Le cartel et les « mendiants de la DRAM »

Le marché mondial des puces de mémoire est hyper-centralisé. Environ 93 % de l'offre mondiale de DRAM est contrôlée par seulement trois géants : Samsung, SK Hynix et Micron.

Fin 2025, Micron a opéré un virage stratégique majeur en annonçant son retrait du marché grand public (gamme de RAM et de SSD Crucial) pour se concentrer exclusivement sur les acheteurs d'IA et d'entreprises, beaucoup plus rentables. Cette seule décision a ébranlé le marché grand public, laissant Samsung et SK Hynix comme seuls fournisseurs de l'industrie technologique globale.

Pendant ce temps, les géants de l'IA sont pris de panique. OpenAI aurait sécurisé près de 40 % de la production mondiale de DRAM fin 2025 pour garantir ses infrastructures à long terme.

Cela a déclenché une ruée frénétique. Début 2026, les médias coréens ont décrit les équipes d'approvisionnement des Big Tech américaines comme des « mendiants de la DRAM », installés dans des hôtels de long séjour autour de Pangyo et Bundang (la Silicon Valley sud-coréenne) pour supplier les dirigeants de Samsung et SK Hynix de leur accorder des allocations de mémoire. Chez Google, les cadres responsables de l'acquisition de HBM pour leurs TPUs personnalisés auraient été licenciés après avoir échoué à sécuriser des volumes suffisants.

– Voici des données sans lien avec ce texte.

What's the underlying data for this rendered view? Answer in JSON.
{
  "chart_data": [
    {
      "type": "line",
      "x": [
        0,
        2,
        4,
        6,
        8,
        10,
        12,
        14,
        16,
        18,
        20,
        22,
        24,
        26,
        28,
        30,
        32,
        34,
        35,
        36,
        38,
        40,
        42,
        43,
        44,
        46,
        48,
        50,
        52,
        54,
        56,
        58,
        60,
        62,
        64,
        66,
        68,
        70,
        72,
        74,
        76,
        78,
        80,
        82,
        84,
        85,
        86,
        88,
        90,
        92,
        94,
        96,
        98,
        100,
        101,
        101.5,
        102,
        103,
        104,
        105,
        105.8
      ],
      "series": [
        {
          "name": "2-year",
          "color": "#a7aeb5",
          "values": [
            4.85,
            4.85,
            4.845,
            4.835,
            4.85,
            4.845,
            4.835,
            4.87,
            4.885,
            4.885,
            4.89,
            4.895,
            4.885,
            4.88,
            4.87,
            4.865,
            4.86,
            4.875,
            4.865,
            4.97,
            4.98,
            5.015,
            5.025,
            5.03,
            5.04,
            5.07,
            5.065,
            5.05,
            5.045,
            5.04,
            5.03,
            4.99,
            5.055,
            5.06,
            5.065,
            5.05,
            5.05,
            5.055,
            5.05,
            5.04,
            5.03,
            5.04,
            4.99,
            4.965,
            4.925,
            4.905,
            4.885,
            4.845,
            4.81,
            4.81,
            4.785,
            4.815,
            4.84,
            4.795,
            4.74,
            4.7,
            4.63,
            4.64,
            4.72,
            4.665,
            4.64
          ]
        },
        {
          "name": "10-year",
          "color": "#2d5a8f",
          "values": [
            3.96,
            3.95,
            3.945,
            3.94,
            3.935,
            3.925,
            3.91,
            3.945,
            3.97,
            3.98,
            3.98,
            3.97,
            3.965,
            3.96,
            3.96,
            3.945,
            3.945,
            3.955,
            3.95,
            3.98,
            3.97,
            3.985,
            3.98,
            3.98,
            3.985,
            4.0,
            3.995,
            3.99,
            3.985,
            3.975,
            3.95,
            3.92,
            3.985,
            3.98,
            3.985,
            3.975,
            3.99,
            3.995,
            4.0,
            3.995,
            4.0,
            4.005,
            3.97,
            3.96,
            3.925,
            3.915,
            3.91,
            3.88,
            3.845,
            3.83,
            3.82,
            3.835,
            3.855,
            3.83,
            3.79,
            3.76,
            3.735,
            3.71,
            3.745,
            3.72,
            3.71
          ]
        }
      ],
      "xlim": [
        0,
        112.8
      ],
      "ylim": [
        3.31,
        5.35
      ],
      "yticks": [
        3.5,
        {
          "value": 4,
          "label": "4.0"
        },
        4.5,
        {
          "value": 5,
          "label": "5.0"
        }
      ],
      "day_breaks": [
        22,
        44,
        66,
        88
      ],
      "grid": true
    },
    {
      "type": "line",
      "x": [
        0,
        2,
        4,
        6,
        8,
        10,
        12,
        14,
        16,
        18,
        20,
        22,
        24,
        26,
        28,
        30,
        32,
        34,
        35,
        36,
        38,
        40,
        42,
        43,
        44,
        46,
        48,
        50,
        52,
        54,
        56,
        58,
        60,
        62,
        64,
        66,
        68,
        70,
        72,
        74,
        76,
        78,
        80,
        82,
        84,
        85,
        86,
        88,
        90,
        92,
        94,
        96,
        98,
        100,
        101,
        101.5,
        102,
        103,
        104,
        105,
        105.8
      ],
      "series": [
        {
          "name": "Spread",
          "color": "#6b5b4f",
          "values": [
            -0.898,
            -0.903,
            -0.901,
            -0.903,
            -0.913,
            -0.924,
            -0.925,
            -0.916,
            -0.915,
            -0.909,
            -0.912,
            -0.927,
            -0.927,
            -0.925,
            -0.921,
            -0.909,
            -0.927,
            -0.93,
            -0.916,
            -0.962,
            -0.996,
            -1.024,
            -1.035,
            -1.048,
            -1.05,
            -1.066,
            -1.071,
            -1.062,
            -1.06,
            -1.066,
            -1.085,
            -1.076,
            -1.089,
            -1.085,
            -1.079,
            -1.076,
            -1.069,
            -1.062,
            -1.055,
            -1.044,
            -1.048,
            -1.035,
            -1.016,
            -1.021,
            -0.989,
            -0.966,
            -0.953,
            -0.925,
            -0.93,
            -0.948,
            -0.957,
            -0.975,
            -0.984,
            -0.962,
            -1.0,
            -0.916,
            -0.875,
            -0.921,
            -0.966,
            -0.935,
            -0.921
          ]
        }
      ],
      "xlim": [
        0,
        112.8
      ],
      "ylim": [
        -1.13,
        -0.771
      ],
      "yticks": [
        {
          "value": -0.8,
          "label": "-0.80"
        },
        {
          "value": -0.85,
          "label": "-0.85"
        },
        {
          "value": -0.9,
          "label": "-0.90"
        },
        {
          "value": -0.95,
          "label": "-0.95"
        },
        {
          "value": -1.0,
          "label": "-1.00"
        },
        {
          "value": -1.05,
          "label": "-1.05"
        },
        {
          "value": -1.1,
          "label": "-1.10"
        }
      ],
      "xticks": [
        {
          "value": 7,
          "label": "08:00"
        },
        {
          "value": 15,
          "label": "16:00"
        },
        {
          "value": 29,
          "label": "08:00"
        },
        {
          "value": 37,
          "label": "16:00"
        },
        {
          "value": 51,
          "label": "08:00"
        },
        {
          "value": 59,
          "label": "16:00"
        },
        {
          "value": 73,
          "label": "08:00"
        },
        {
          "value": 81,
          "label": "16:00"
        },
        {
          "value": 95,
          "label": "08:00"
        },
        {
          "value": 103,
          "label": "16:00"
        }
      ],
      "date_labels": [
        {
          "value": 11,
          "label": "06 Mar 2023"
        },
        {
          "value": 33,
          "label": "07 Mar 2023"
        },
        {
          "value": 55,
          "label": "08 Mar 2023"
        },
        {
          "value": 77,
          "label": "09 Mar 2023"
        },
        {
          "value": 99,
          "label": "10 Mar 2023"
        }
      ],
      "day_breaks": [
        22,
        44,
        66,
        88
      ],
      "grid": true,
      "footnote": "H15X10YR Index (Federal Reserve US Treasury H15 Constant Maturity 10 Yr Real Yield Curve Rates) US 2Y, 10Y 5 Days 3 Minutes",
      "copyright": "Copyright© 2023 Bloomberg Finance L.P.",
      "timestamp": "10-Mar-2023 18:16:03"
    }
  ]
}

L'impact direct sur les consommateurs

L'impact de cet accaparement de la mémoire par les géants du cloud se fait désormais sentir directement sur l'électronique grand public :

  1. Smartphones : Les fabricants de téléphones subissent des hausses de coûts massives. Apple paierait une surcharge de 230 % (soit environ 70 $ par appareil contre 25 à 29 $ historiquement) pour la mémoire LPDDR5X de 12 Go requise pour l'iPhone 17 Pro. Ces coûts se répercutent inévitablement sur les consommateurs.
  2. PC & Portables : Des géants comme Dell, Lenovo et HP ont annoncé des augmentations de prix. Certaines configurations d'ordinateurs portables d'entrée et de milieu de gamme reviennent en arrière, limitant la configuration de base à 8 Go de RAM au lieu de passer à 16 Go, afin de maintenir des prix de vente abordables. Un kit de 256 Go de RAM DDR5 haut de gamme coûte désormais plus cher qu'une carte graphique grand public.
  3. Consoles & GPUs : Les consoles de nouvelle génération comme la PlayStation 6 et la future Xbox font face à des retards potentiels ou à des compromis matériels en raison de la flambée des coûts de la mémoire GDDR. Nintendo a subi des pressions sur sa valorisation boursière à cause des marges prévues pour la future remplaçante de la Switch. Des rumeurs suggèrent que Nvidia pourrait fixer le prix de sa RTX 5090 à près de 5 000 $, en partie à cause de la pénurie extrême de mémoire GDDR7.

La bulle de l'IA prépare-t-elle un effondrement ?

Ce qui nous amène à la question finale : Les fabricants de mémoire se préparent-ils à un retour de bâton historique ?

Les usines de puces (fabs) exigent des capitaux colossaux et nécessitent au moins deux ans pour être construites. Les fabricants hésitent fortement à créer de nouvelles capacités de production car ils se souviennent du krach du milieu des années 2010. À cette époque, l'industrie avait massivement investi pour répondre à l'explosion des smartphones. Lorsque les ventes s'étaient stabilisées, le marché s'était retrouvé en surproduction, provoquant l'effondrement des prix de la mémoire.

Aujourd'hui, les fabricants de mémoire privilégient leurs marges plutôt que les volumes. Même si la fièvre de l'IA retombe et que la bulle éclate (un risque que le CEO d'OpenAI, Sam Altman, a lui-même reconnu), Samsung et Hynix se sont prémunis grâce à des contrats de fourniture à long terme verrouillés pour 2026 et 2027. Les acheteurs qui ont réservé trop de capacités seront contraints de payer le prix fort.

D'ici à ce que de nouvelles usines entrent en service fin 2027 ou 2028, ou que la demande de puissance de calcul pour l'IA générative diminue drastiquement, l'électronique grand public restera l'otage des centres de données. La crise de la RAM nous rappelle qu'en période de ruée vers l'or, ce sont les marchands de pelles qui dictent les règles.